Первый год был самым ужасным; Эльжбета и Бубакер провели его в доме отца, в арабской части города. У них была своя спальня — каморка без освещения, где умещалась одна лишь кровать, — отделенная от комнат братьев тонкими перегородками, которые, как ей представлялось, позволяли за ней не только подслушивать, но еще и подсматривать. Они даже не могли питаться вместе; он ел с отцом и старшими братьями; она должна была молча им прислуживать и уходить на кухню к женщинам и детям, и свекровь надоедала ей там своими поцелуями, объятиями, сластями, изнурительными сетованиями на живот и поясницу, а также более чем неприличными вопросами о том, что с ней делает и что хочет от нее получить в постели ее муж.

На второй год, после того, как она родила сына, который был назван Махмудом, она взбунтовалась и втянула в свой бунт Бубакера. Они сняли трехкомнатную квартиру в европейской части города на Турецкой улице, холодно безликую, с высокими потолками и уродливой мебелью. Несколько раз их приглашали европейские коллеги Бубакера; несколько раз она устраивала дома тоскливые ужины для скучных специалистов, командированных в Тунис; все остальное время ей приходилось неделями уговаривать мужа поужинать вместе в каком-нибудь ресторане; всякий раз он находил повод, чтобы остаться дома или выйти без нее.
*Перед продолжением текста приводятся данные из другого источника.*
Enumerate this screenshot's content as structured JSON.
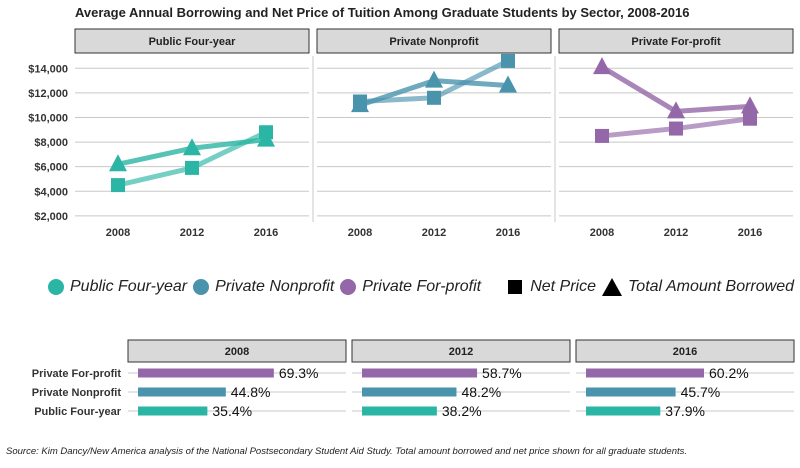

Он отличался на редкость стойкой и дотошной ревностью; каждый вечер, возвращаясь из консульства, ей приходилось описывать ему свой рабочий день в мельчайших подробностях: перечислять всех мужчин, с которыми она виделась, вспоминать, сколько времени они проводили в ее кабинете, что они ей говорили, что она им отвечала, куда ходила обедать, почему так долго разговаривала по телефону с такой-то, и т. п. А когда им случалось вместе идти по улице, и вслед ей, красивой блондинке, оборачивались прохожие мужчины, Бубакер, не успев зайти в дом, устраивал ужасные сцены, как будто она была виновата в светлом цвете своих волос, белизне своей кожи и синеве своих глаз. У нее было такое чувство, что он хочет ее заточить, навсегда скрыть от посторонних взглядов, хранить для удовольствия лишь своих глаз, лишь для своего немого и лихорадочного обожания.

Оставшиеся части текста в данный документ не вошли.